There's another important property I must mention, which is that two creation/annihilation operators that have different $\lambda k$ data will commute. This is a direct consequence of the fact that our creation/annihilation operators are spacial integrals weighted by wave packets that are spatially separated at large times. (For operators with the same $k$ but different $\lambda$, as $m_\lambda$ is different the wave packets will propagate at different speeds and will still succeed to separate.) Note that spatial separation is a property of wave packets but not of plane waves. This is another place where it is necessary to view plane waves as a limit of wave packets in order to properly understand your theory. In fact, the operators will not commute unless they are defined with this limiting procedure.

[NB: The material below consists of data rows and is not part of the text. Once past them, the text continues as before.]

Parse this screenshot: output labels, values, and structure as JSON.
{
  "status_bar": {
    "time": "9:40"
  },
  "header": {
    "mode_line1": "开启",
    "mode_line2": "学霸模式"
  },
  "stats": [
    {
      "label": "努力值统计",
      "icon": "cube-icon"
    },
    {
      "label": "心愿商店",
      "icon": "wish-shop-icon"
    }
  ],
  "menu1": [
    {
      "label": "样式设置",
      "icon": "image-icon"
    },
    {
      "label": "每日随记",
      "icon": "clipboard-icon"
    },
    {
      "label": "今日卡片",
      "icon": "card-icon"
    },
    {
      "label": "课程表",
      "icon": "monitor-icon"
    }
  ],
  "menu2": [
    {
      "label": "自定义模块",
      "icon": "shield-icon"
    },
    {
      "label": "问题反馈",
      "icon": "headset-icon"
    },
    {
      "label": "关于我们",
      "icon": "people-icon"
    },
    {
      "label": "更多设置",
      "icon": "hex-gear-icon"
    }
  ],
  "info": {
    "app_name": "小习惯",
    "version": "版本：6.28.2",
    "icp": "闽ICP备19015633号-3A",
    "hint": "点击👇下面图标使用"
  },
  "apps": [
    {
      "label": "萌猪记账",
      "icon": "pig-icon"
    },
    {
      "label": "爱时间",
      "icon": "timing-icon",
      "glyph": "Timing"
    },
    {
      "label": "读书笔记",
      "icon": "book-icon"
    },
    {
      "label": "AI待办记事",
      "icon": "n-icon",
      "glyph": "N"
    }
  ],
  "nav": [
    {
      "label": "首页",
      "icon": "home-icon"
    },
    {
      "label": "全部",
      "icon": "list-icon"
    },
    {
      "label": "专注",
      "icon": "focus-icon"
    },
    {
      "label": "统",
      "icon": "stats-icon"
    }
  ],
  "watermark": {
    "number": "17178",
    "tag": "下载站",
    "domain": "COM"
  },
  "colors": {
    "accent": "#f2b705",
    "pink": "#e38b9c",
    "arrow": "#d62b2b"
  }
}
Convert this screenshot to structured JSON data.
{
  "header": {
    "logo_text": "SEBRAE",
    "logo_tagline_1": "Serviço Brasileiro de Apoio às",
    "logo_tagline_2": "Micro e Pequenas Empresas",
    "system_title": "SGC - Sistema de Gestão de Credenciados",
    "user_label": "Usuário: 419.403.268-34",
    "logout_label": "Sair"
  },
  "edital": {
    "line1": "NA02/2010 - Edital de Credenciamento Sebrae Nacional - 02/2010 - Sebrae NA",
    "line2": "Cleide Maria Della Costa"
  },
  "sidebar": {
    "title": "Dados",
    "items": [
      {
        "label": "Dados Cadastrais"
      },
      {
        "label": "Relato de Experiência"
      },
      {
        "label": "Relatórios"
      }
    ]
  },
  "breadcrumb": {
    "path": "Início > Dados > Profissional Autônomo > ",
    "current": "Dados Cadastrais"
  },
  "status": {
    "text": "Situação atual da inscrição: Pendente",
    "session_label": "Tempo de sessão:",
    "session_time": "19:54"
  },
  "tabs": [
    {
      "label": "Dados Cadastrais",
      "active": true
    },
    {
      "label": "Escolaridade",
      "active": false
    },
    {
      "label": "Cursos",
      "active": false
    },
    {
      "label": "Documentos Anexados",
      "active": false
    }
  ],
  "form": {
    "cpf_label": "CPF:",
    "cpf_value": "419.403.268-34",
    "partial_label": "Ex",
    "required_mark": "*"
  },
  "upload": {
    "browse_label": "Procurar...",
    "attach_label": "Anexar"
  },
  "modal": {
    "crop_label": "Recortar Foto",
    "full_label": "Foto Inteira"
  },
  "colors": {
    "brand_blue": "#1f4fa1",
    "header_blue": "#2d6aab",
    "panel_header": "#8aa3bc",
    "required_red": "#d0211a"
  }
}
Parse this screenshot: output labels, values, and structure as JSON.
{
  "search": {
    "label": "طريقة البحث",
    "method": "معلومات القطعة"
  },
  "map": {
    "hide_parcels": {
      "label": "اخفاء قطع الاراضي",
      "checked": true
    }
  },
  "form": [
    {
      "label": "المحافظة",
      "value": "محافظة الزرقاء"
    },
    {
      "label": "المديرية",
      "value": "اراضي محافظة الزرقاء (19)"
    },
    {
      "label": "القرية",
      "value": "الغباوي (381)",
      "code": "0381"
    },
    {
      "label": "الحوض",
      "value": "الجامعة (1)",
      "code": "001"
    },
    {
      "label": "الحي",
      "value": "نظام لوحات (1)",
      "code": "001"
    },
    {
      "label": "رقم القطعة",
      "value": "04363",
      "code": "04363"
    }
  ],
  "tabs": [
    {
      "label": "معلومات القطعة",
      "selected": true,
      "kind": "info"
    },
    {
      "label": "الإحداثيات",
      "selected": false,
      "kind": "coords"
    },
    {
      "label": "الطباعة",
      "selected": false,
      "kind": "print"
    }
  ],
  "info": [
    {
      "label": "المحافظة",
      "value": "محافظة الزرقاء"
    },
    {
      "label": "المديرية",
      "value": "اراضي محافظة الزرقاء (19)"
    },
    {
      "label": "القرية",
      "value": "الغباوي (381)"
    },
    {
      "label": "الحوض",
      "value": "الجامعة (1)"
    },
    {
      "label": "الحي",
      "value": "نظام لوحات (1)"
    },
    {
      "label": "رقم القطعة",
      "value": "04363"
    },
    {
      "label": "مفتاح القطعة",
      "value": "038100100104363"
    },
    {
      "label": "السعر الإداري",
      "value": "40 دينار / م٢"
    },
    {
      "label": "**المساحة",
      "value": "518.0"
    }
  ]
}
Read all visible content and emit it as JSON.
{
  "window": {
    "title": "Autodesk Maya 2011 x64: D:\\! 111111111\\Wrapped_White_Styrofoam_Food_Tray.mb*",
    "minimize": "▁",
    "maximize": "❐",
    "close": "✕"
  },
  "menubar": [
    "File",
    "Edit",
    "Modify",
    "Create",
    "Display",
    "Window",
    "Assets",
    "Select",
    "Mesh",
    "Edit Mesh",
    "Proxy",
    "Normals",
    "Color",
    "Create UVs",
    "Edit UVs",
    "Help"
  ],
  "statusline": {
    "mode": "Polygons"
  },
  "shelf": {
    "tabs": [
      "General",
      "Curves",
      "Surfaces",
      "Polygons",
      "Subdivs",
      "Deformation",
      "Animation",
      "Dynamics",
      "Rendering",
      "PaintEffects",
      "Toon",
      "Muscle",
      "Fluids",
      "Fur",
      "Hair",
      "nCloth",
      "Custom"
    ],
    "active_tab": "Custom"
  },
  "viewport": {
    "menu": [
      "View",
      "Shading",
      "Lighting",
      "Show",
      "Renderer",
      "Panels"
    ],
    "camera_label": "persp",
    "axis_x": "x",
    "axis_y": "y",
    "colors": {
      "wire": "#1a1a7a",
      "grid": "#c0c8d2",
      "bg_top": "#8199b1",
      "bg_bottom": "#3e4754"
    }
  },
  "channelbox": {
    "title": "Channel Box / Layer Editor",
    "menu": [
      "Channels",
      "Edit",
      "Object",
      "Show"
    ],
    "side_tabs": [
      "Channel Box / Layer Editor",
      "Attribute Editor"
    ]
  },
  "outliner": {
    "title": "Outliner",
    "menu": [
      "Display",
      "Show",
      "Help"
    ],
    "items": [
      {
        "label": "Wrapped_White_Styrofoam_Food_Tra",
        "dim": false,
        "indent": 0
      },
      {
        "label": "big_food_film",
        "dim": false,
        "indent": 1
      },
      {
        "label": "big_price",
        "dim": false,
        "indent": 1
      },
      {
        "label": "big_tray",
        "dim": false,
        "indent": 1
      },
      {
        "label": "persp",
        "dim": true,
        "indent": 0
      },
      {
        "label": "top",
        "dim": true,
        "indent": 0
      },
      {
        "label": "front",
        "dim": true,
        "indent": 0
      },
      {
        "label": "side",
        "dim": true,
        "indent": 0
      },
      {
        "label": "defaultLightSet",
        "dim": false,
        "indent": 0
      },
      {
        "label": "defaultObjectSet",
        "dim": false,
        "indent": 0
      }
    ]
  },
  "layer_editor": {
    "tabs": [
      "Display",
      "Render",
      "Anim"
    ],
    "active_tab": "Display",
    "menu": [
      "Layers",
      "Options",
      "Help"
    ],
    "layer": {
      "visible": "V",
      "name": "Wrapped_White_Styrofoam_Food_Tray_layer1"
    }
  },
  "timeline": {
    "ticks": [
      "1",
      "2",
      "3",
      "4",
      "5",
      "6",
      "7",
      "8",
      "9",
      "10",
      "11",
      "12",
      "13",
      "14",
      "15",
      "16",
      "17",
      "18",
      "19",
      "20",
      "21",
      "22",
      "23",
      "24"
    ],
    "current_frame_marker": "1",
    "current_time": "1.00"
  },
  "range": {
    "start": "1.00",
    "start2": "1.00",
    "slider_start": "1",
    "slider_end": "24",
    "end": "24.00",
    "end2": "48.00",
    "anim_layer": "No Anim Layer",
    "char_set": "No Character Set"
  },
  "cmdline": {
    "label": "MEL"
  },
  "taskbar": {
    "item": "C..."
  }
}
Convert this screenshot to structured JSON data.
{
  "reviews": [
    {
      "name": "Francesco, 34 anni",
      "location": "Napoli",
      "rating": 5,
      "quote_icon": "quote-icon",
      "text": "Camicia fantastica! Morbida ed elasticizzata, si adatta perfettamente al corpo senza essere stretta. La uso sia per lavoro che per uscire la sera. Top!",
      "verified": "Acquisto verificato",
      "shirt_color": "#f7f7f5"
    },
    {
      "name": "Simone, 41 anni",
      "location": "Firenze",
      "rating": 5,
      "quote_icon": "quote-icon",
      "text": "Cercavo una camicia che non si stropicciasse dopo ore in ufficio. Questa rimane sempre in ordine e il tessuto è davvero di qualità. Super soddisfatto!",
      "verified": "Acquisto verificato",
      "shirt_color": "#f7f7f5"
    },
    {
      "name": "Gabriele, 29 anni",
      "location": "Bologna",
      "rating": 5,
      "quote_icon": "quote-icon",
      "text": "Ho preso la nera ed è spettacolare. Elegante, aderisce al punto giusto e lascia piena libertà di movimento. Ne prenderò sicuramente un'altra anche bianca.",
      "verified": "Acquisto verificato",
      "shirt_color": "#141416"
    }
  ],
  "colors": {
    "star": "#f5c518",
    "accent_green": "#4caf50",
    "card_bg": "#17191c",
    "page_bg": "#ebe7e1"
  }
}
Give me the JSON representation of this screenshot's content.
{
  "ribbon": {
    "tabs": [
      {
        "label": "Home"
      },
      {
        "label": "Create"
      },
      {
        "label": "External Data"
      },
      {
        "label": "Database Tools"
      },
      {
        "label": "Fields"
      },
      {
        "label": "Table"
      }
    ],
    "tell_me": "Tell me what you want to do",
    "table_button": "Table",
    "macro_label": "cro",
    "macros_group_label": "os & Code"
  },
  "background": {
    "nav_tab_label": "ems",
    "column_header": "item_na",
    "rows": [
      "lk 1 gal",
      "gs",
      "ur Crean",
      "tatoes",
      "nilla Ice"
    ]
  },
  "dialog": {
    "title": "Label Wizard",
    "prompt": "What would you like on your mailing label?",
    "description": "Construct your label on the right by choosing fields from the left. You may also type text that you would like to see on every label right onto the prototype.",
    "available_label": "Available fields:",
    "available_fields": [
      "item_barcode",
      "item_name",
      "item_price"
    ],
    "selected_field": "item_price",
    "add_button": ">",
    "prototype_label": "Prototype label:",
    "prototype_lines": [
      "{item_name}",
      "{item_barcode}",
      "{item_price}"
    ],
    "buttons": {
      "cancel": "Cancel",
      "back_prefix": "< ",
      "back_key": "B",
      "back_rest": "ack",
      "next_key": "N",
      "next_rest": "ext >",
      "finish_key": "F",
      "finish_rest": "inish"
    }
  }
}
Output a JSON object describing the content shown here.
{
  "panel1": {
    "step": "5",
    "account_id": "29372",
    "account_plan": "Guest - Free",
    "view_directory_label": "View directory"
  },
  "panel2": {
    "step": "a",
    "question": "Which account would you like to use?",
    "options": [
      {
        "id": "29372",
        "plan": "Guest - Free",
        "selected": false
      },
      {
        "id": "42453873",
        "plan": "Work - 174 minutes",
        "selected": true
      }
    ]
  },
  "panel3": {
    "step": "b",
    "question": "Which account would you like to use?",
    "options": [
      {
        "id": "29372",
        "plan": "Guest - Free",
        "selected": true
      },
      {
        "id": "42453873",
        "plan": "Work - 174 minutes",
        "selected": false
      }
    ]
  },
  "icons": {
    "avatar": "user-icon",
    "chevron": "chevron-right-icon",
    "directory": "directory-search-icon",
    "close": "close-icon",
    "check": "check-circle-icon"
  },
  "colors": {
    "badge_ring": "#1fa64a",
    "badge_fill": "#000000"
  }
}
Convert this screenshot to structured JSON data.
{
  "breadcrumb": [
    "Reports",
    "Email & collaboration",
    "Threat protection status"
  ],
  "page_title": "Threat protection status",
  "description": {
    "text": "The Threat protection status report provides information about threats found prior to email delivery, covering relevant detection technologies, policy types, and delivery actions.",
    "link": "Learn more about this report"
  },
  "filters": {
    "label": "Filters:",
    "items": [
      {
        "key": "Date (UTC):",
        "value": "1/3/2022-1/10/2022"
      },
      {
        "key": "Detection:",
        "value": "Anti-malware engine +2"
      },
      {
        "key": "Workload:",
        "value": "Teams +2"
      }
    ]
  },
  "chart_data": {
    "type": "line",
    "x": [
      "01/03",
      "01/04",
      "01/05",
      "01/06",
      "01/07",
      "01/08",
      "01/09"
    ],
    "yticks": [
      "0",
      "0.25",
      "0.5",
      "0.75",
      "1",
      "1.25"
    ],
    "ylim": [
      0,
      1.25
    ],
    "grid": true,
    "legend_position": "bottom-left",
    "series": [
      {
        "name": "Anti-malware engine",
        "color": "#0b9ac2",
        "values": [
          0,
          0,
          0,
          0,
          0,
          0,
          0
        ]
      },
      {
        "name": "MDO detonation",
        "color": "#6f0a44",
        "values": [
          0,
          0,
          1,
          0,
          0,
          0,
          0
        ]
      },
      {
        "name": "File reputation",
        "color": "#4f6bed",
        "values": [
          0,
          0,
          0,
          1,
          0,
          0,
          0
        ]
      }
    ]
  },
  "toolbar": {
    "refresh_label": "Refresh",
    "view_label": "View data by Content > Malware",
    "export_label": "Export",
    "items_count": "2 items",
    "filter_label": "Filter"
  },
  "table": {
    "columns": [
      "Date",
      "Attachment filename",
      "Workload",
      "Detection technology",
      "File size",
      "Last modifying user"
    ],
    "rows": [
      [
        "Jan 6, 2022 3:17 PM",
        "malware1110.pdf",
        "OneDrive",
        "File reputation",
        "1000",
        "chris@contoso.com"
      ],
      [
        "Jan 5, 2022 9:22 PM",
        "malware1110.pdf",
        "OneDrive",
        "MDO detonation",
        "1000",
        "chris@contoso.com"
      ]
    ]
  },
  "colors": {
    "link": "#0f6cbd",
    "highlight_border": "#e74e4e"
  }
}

We are finally ready to define our incoming and outgoing multi-particle states. As our asymptotic creation operators only change the ground state in localized spatial regions and each spatial excitation is justifiably called a "particle state" we can say that acting with a few of them on the ground state will create a perfectly good multi-particle state. We will now define our incoming (created at $t = -\infty$) and outgoing (created at $t = + \infty$) multi-particle asymptotic states.
$$ |\lambda_1 k_1, \ldots, \lambda_n k_n\rangle_{\rm in} \equiv \hat a^\dagger_{\lambda_1 k_1}(-\infty) \ldots \hat a^\dagger_{\lambda_n k_n}(-\infty) |\Omega\rangle \\ |\lambda_1 k_1, \ldots, \lambda_n k_n\rangle_{\rm out} \equiv \hat a^\dagger_{\lambda_1 k_1}(+\infty) \ldots \hat a^\dagger_{\lambda_n k_n}(+\infty) |\Omega\rangle$$
The four-momenta $k_i$ will have masses $k_i^2 = m_{\lambda_i}^2$ and no $|\lambda_i k_i\rangle$ is allowed to equal another. Some people prefer to rescale $\hat \phi$ in order to hide those $C_\lambda$ prefactors but I will not. The nature of these prefactors will be explored much later. It is important to note that the total momenta of these states are approximately the sum of all $\mathbf{k}_i$, and the energy is approximately the sum of all $\omega_{\lambda_i k_i}$. This lends more credence to the notion that these are "multi-particle" states.
Now that we have successfully defined our incoming and outgoing asymptotic multi particle states and derived some important properties of our newly constructed asymptotic creation and annihilation operators, we have completed the framework necessary to derive the LSZ reduction formula. Using the properties defined here, you should be able to justifiably go through the steps as outlined in Srednicki.
To answer your doubt 2: In order to get our states to have the right properties, we needed these to be wave-packets that are widely separated in the distant past and future. Therefore, these states are only approximately momentum and energy eigenstates (although you can get as close as you want). As they're not perfect energy eigenstates, some time evolution will occur. You particles will start far apart, come together, interact, then (different) particles will leave.
TLDR: If you define creation and annihilation operators properly, using the Klein Gordon inner product with widely separated wave packets in the far past/future, you will get your actual particle states when acting with these operators on the true vacuum $|\Omega\rangle$.